Als der 1958 in der chinesischen Provinz Henan geborene Yan Lianke von den schrecklichen Vorkommnissen in seiner Heimatprovinz hörte, habe er einen inneren Drang verspürt, etwas darüber zu schreiben. "Der Traum meines Großvaters" sollte eine Mischung aus Roman und Dokument werden, um die schockierenden Vorgänge um den Blutspendenskandal in China bekannt zu machen. Dafür lässt Yan den ermordeten Sohn des Blutchefs Ding Hui die Geschichte Dingzhuangs erzählen. Durch ihn und die Träume seines Großvaters bringt Yan das in China lange Zeit tabuisierte Thema zur Sprache. Es ist eine kindliche Perspektive, die Sprache deshalb einfach, aber auch sehr direkt.

Lange Zeit war Aids in China ein Tabu. Die von dem Blutspendenskandal Mitte der neunziger Jahre betroffenen Gebiete wurden als Aids-Dörfer stigmatisiert, die Betroffenen mit ihrem Leiden alleingelassen. Yans Kritik manifestiert sich in der Person des Blutchefs Ding Hui.
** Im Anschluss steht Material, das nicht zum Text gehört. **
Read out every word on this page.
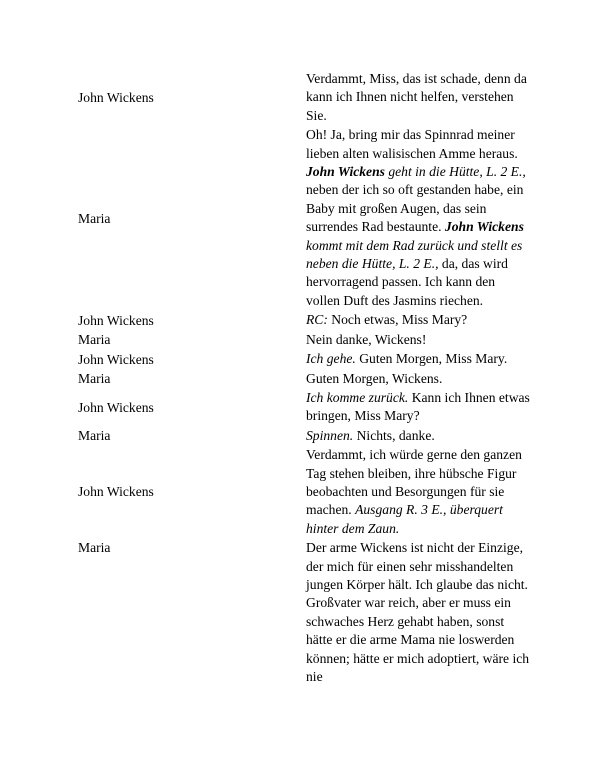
John Wickens	Verdammt, Miss, das ist schade, denn da kann ich Ihnen nicht helfen, verstehen Sie.
Maria	Oh! Ja, bring mir das Spinnrad meiner lieben alten walisischen Amme heraus. John Wickens geht in die Hütte, L. 2 E., neben der ich so oft gestanden habe, ein Baby mit großen Augen, das sein surrendes Rad bestaunte. John Wickens kommt mit dem Rad zurück und stellt es neben die Hütte, L. 2 E., da, das wird hervorragend passen. Ich kann den vollen Duft des Jasmins riechen.
John Wickens	RC: Noch etwas, Miss Mary?
Maria	Nein danke, Wickens!
John Wickens	Ich gehe. Guten Morgen, Miss Mary.
Maria	Guten Morgen, Wickens.
John Wickens	Ich komme zurück. Kann ich Ihnen etwas bringen, Miss Mary?
Maria	Spinnen. Nichts, danke.
John Wickens	Verdammt, ich würde gerne den ganzen Tag stehen bleiben, ihre hübsche Figur beobachten und Besorgungen für sie machen. Ausgang R. 3 E., überquert hinter dem Zaun.
Maria	Der arme Wickens ist nicht der Einzige, der mich für einen sehr misshandelten jungen Körper hält. Ich glaube das nicht. Großvater war reich, aber er muss ein schwaches Herz gehabt haben, sonst hätte er die arme Mama nie loswerden können; hätte er mich adoptiert, wäre ich nie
Der korrupte Parteikader infizierte durch unsaubere Spritzen die Bauern mit dem tödlichen Virus, schlug aus dem Leiden der Menschen finanzielles Kapital, wird für sein Handeln jedoch nie zur Rechenschaft gezogen.
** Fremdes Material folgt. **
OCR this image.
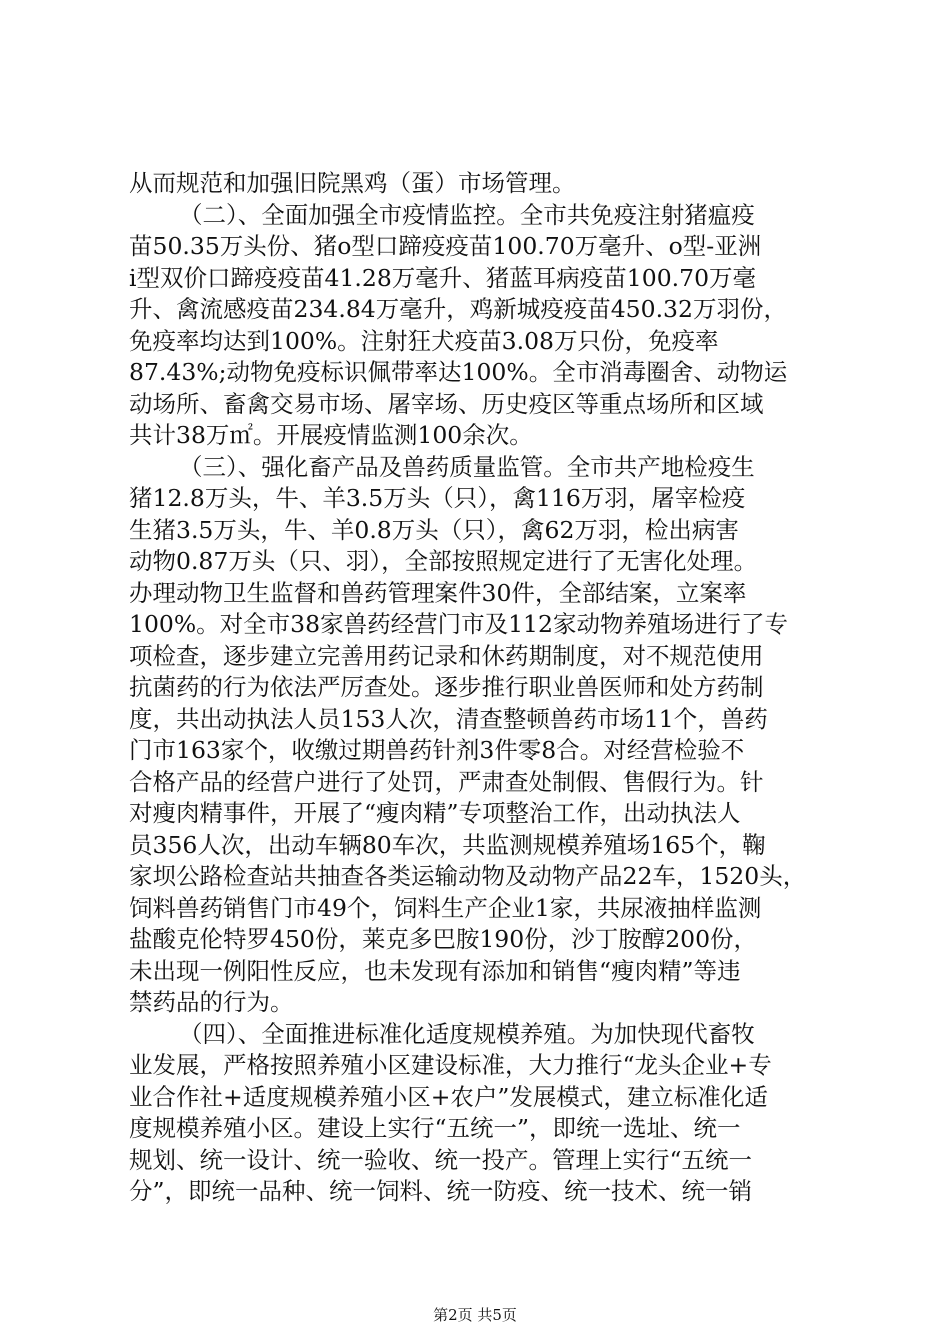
从而规范和加强旧院黑鸡（蛋）市场管理。
（二）、全面加强全市疫情监控。全市共免疫注射猪瘟疫
苗50.35万头份、猪o型口蹄疫疫苗100.70万毫升、o型-亚洲
i型双价口蹄疫疫苗41.28万毫升、猪蓝耳病疫苗100.70万毫
升、禽流感疫苗234.84万毫升，鸡新城疫疫苗450.32万羽份，
免疫率均达到100%。注射狂犬疫苗3.08万只份，免疫率
87.43%;动物免疫标识佩带率达100%。全市消毒圈舍、动物运
动场所、畜禽交易市场、屠宰场、历史疫区等重点场所和区域
共计38万㎡。开展疫情监测100余次。
（三）、强化畜产品及兽药质量监管。全市共产地检疫生
猪12.8万头，牛、羊3.5万头（只），禽116万羽，屠宰检疫
生猪3.5万头，牛、羊0.8万头（只），禽62万羽，检出病害
动物0.87万头（只、羽），全部按照规定进行了无害化处理。
办理动物卫生监督和兽药管理案件30件，全部结案，立案率
100%。对全市38家兽药经营门市及112家动物养殖场进行了专
项检查，逐步建立完善用药记录和休药期制度，对不规范使用
抗菌药的行为依法严厉查处。逐步推行职业兽医师和处方药制
度，共出动执法人员153人次，清查整顿兽药市场11个，兽药
门市163家个，收缴过期兽药针剂3件零8合。对经营检验不
合格产品的经营户进行了处罚，严肃查处制假、售假行为。针
对瘦肉精事件，开展了“瘦肉精”专项整治工作，出动执法人
员356人次，出动车辆80车次，共监测规模养殖场165个，鞠
家坝公路检查站共抽查各类运输动物及动物产品22车，1520头，
饲料兽药销售门市49个，饲料生产企业1家，共尿液抽样监测
盐酸克伦特罗450份，莱克多巴胺190份，沙丁胺醇200份，
未出现一例阳性反应，也未发现有添加和销售“瘦肉精”等违
禁药品的行为。
（四）、全面推进标准化适度规模养殖。为加快现代畜牧
业发展，严格按照养殖小区建设标准，大力推行“龙头企业+专
业合作社+适度规模养殖小区+农户”发展模式，建立标准化适
度规模养殖小区。建设上实行“五统一”，即统一选址、统一
规划、统一设计、统一验收、统一投产。管理上实行“五统一
分”，即统一品种、统一饲料、统一防疫、统一技术、统一销
第2页 共5页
Es dauerte nur einige Monate, bis Yans Roman Anfang 2006 kurz nach Fertigstellung von den staatlichen Behörden verboten wurde. Dabei ist Yan Lianke kein Dissident. Bis vor wenigen Jahren diente er in der chinesischen Volksbefreiungsarmee. Unter ihrer Ägide wurde er an der Henan-Universität und dann an der Kunsthochschule der Volksbefreiungsarmee zum Schriftsteller ausgebildet und galt lange Zeit offiziell als einer der angesehensten chinesischen Gegenwartsautoren. Yan erhielt die wichtigsten Literaturpreise Chinas, den Lu-Xun-Preis und 2005 den Lao-She-Preis. Im selben Jahr sorgte "Der Traum meines Großvaters" für große Aufregung. Vier Jahre später liegt der Roman endlich in deutscher Übersetzung vor. Er setzt den zahlreichen Opfern ein literarisches Denkmal.

Yan Lianke: "Der Traum meines Großvaters". Roman. Aus dem Chinesischen von Ulrich Kautz. Ullstein Verlag, Berlin 2009. 364 S., geb., 22,90 [Euro].